刀匠有足够守护他人的力量和温柔,天照命拥有一颗仁爱博爱的光明磊落之心。
刀什么都没有。
刀忘记了作为刀的自己存活的意义。所以它模仿这两个人存活的意义而活着。
…刀啊,从最初的最初就忘记了,它是作为他的人类最可靠的同伴而活的。
……
这是奇迹。
……
无限城的顶部被愈史郎控制着鸣女开启,鬼舞辻无惨从抵抗到试图逃走,也仅仅是一瞬间。
天边泛起白芒,封闭空间内的时间似乎终于又开始流动了,柱们强撑起疲惫的身体,不顾一切地冲向鬼物。鬼舞辻无惨逃窜上墙壁,这是决断的时机,只要被任何一位剑士拦截,他就再也无法逃离可怖的阳光。
鬼舞辻无惨又一次仰起那看不出人型的头,看着带着“那把刀”的剑士高高跃起,举刀斩下。他清楚看见“那把刀”裂纹遍布,破烂得好像再磕一下就会碎裂一样。

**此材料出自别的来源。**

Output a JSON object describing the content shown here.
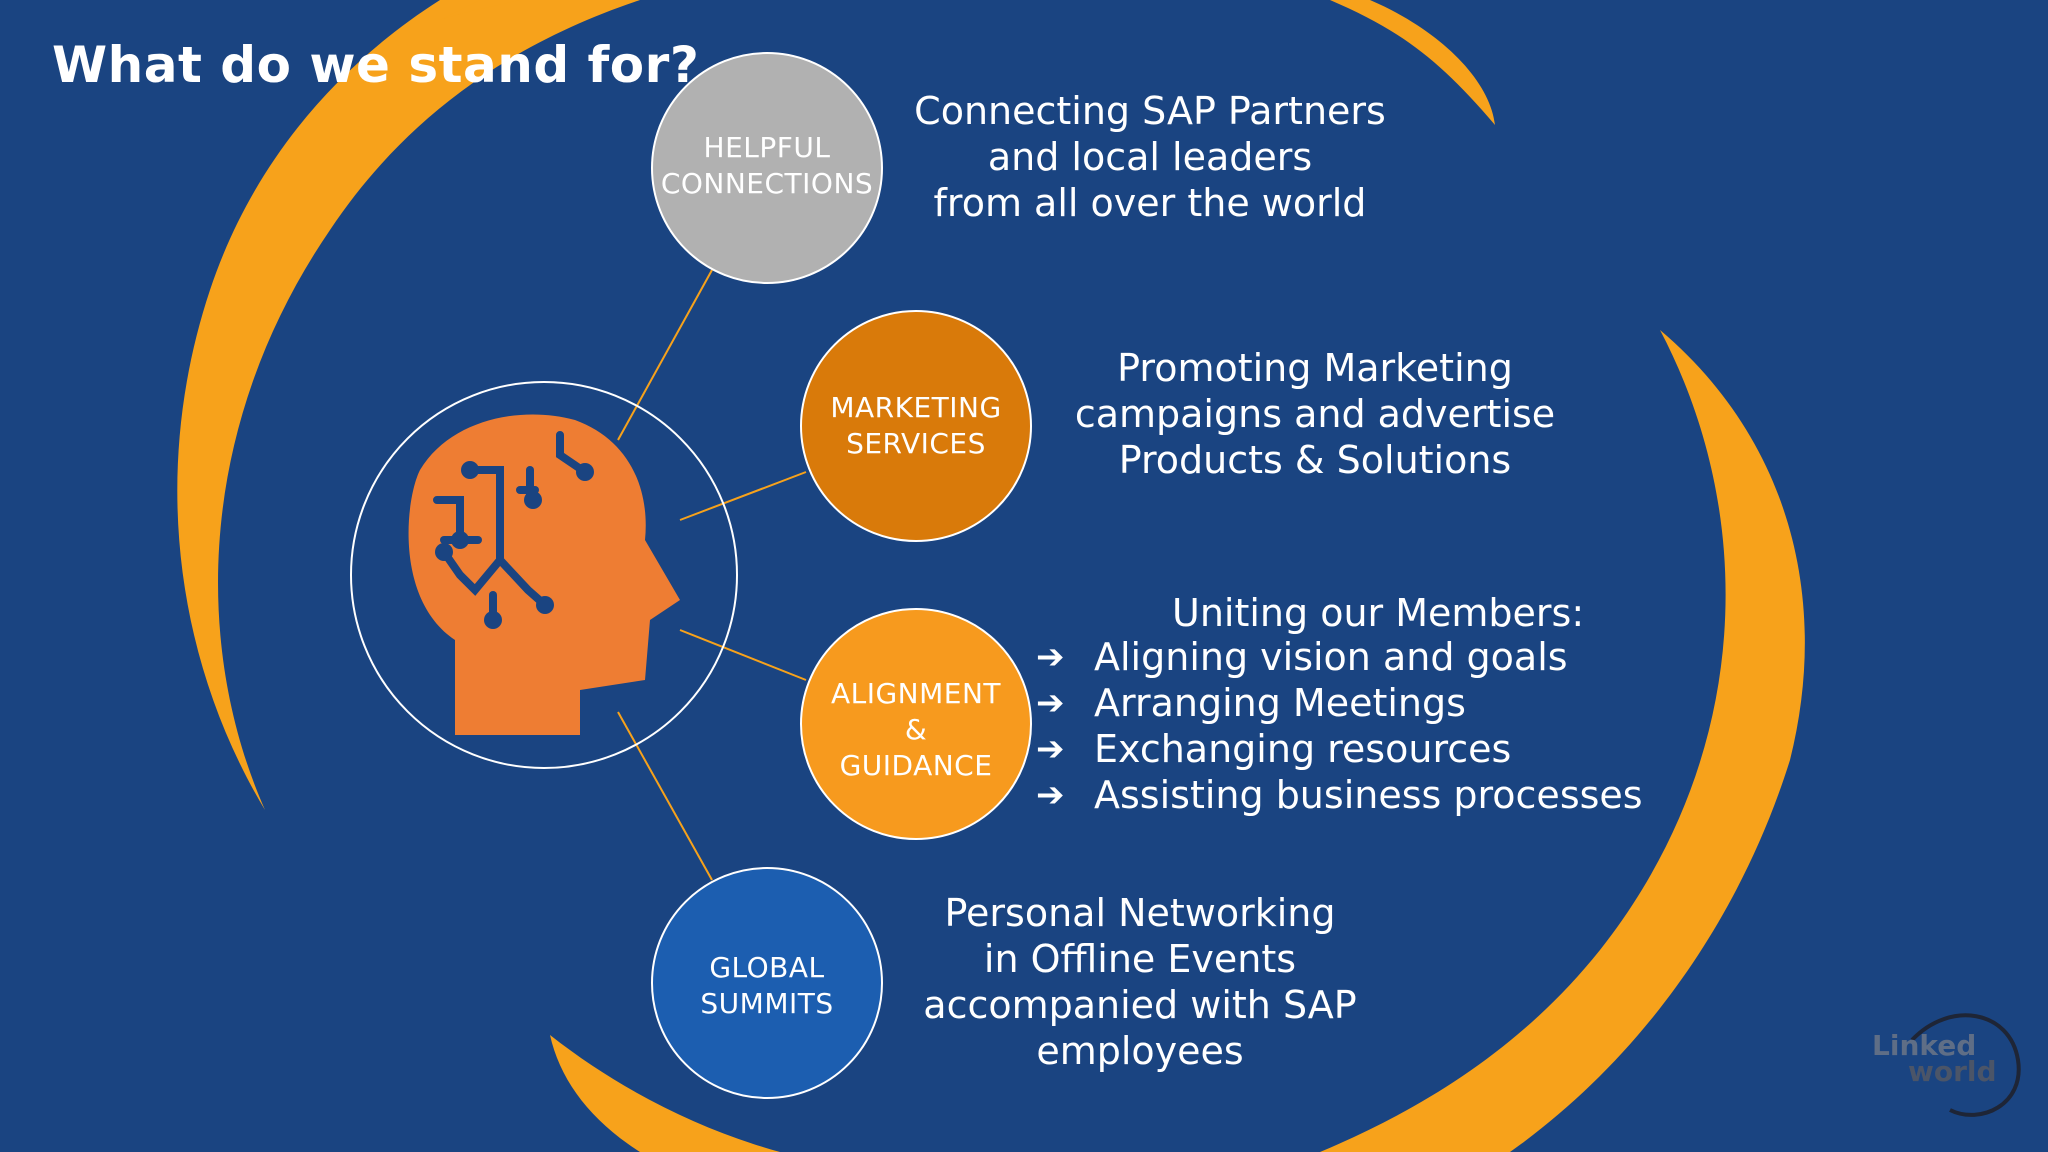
{
  "slide": {
    "title": "What do we stand for?",
    "colors": {
      "background": "#1a4481",
      "swirl": "#f7a21b",
      "head": "#ee7d33",
      "connections": "#b1b1b1",
      "marketing": "#d97a0a",
      "alignment": "#f79a1e",
      "summits": "#1c5eb0"
    },
    "center_icon": "head-circuit-icon"
  },
  "circles": {
    "connections": {
      "line1": "HELPFUL",
      "line2": "CONNECTIONS"
    },
    "marketing": {
      "line1": "MARKETING",
      "line2": "SERVICES"
    },
    "alignment": {
      "line1": "ALIGNMENT",
      "line2": "&",
      "line3": "GUIDANCE"
    },
    "summits": {
      "line1": "GLOBAL",
      "line2": "SUMMITS"
    }
  },
  "descriptions": {
    "connections": [
      "Connecting SAP Partners",
      "and local leaders",
      "from all over the world"
    ],
    "marketing": [
      "Promoting Marketing",
      "campaigns and advertise",
      "Products & Solutions"
    ],
    "alignment": {
      "heading": "Uniting our Members:",
      "bullets": [
        "Aligning vision and goals",
        "Arranging Meetings",
        "Exchanging resources",
        "Assisting business processes"
      ]
    },
    "summits": [
      "Personal Networking",
      "in Offline Events",
      "accompanied with SAP",
      "employees"
    ]
  },
  "logo": {
    "line1": "Linked",
    "line2": "world"
  }
}
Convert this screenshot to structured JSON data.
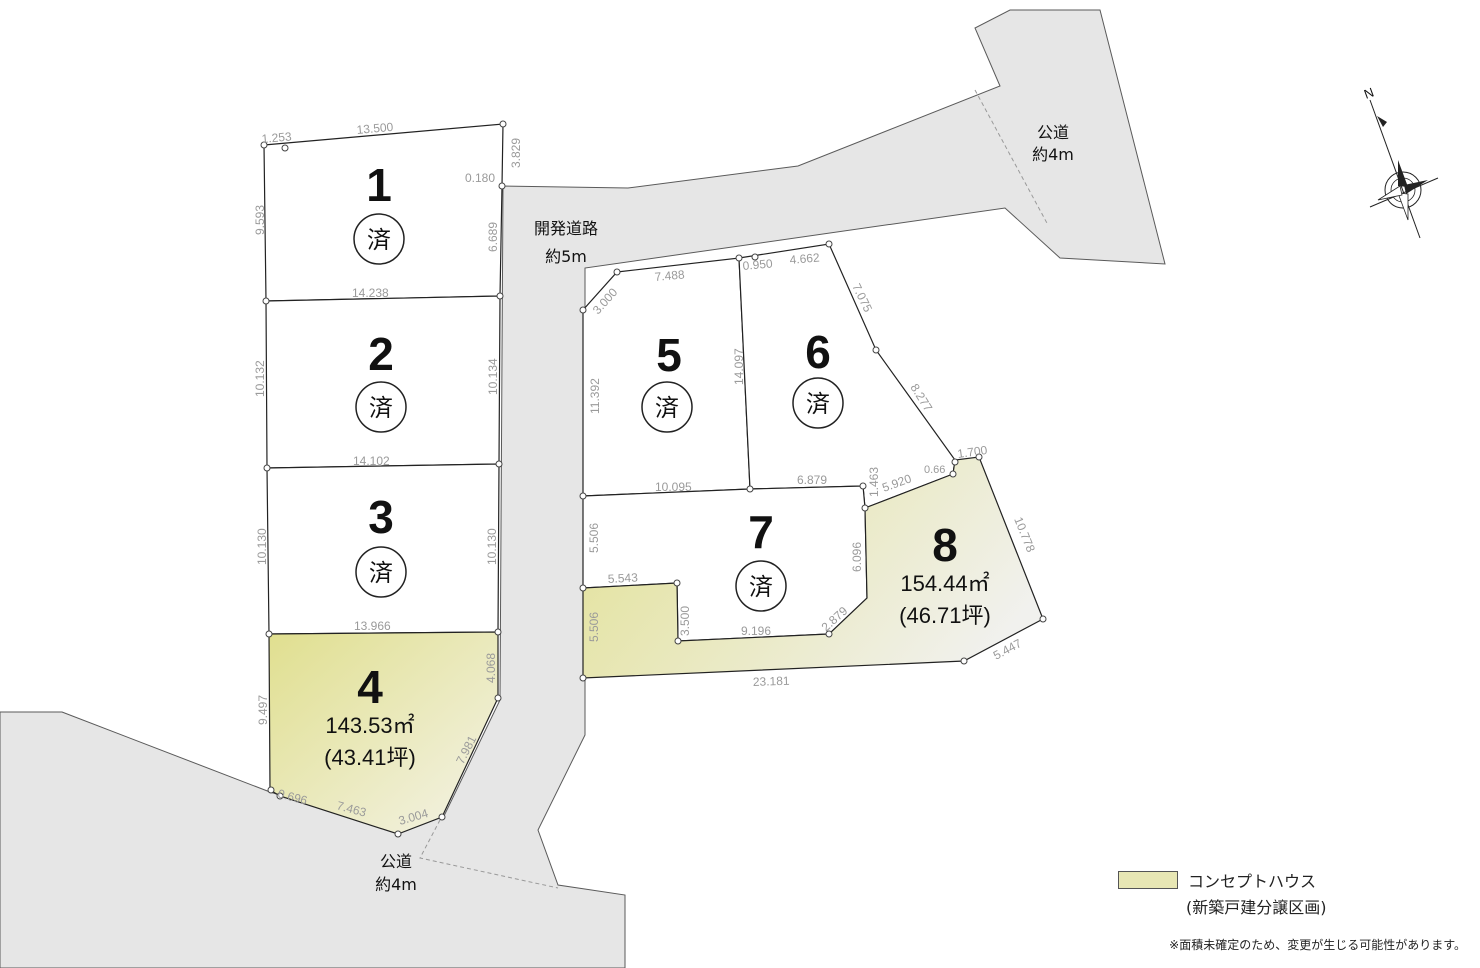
{
  "roads": {
    "development_road": {
      "name": "開発道路",
      "width": "約5m"
    },
    "public_road_south": {
      "name": "公道",
      "width": "約4m"
    },
    "public_road_northeast": {
      "name": "公道",
      "width": "約4m"
    }
  },
  "compass": {
    "north_label": "N"
  },
  "lots": [
    {
      "number": "1",
      "status": "済"
    },
    {
      "number": "2",
      "status": "済"
    },
    {
      "number": "3",
      "status": "済"
    },
    {
      "number": "4",
      "status": "",
      "area_m2": "143.53㎡",
      "area_tsubo": "(43.41坪)"
    },
    {
      "number": "5",
      "status": "済"
    },
    {
      "number": "6",
      "status": "済"
    },
    {
      "number": "7",
      "status": "済"
    },
    {
      "number": "8",
      "status": "",
      "area_m2": "154.44㎡",
      "area_tsubo": "(46.71坪)"
    }
  ],
  "dimensions": {
    "lot1": [
      "1.253",
      "13.500",
      "3.829",
      "0.180",
      "9.593",
      "6.689",
      "14.238"
    ],
    "lot2": [
      "10.132",
      "10.134",
      "14.102"
    ],
    "lot3": [
      "10.130",
      "10.130",
      "13.966"
    ],
    "lot4": [
      "9.497",
      "4.068",
      "7.981",
      "0.696",
      "7.463",
      "3.004"
    ],
    "lot5": [
      "3.000",
      "7.488",
      "11.392",
      "14.097",
      "10.095"
    ],
    "lot6": [
      "0.950",
      "4.662",
      "7.075",
      "8.277",
      "6.879",
      "1.463",
      "0.66",
      "1.700",
      "5.920"
    ],
    "lot7": [
      "5.506",
      "5.543",
      "3.500",
      "9.196",
      "2.879",
      "6.096"
    ],
    "lot8": [
      "10.778",
      "5.447",
      "23.181",
      "5.506"
    ]
  },
  "legend": {
    "label": "コンセプトハウス",
    "sublabel": "(新築戸建分譲区画)",
    "color": "#e8e7b4"
  },
  "note": "※面積未確定のため、変更が生じる可能性があります。",
  "colors": {
    "concept_house": "#e2df93",
    "road": "#e6e6e6"
  }
}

无惨从来不会用自己的生命去赌任何事情,可这次,他注定迎来这个选择的机会。
他赌“那把刀”会在再一次斩下他的头颅时碎裂。他赌“那把刀”无法拦截他的行动。
锖兔也做出了等价的赌约。
他赌他的刀会让他完好无损,他赌他的刀绝对、绝对不会在此时折断。
是熔铁般的炽热,撕裂脊骨的感觉,也是日光灼烧灵魂般的痛苦。
鬼舞辻无惨的视线再一次脱离了顶端,他咒骂着,无力地怒吼着,甚至痛哭流涕地恳求着。
柱将他剩下的身体切成了碎片。
喷礴着金色光辉的红日跃出地平线,飞灰之下,所有人的眼中都满盈了一轮红日的光辉。
猗窝座毫不畏惧的摊开双臂,像是要将红日拥抱进怀中一样,扬起半张不断掉灰的脸。恋雪在化作飞灰前,轻吻了他的半脸。
他们最后还是回到了一起。
无限城在崩解,愈史郎也该同珠世一起离去。
名为鬼的生物,从此刻起,将永远的消失殆尽。
柱们出神地看着天,完全不在意这光有多么刺眼。
他们赢了。
锖兔这时倒像个符合年龄的少年了,他笑起来,却实在累极再也抬不起手去抹掉一直冒出的眼泪,他转头寻找灰发剑士的身影,又哭又笑地喊道:
“谣降里……!”
他没有管蝴蝶忍说了什么,也没有管其他的柱的表情的动作。
他看着他们的嘴开合,听不进一句话,也看不清一个人。
他只是重复了一遍。
“谣降里…我们赢了!”
又一遍。
不会再有人类因鬼而死了,不会再有那么多悲剧发生了。
肺抽痛着,心脏似乎也是抽痛着的。他捕捉到义勇焦急的神情,想回给他一个笑容,却让眼前更模糊了。
不用担心我的,我没有事啊,为什么不去看看另一个伤员呢,他比我更需要照看吧?……别这样…请看看他啊。
眼前坠入了空寂的暗色。
……
在斩下鬼舞辻无惨头颅后。
刀碎了。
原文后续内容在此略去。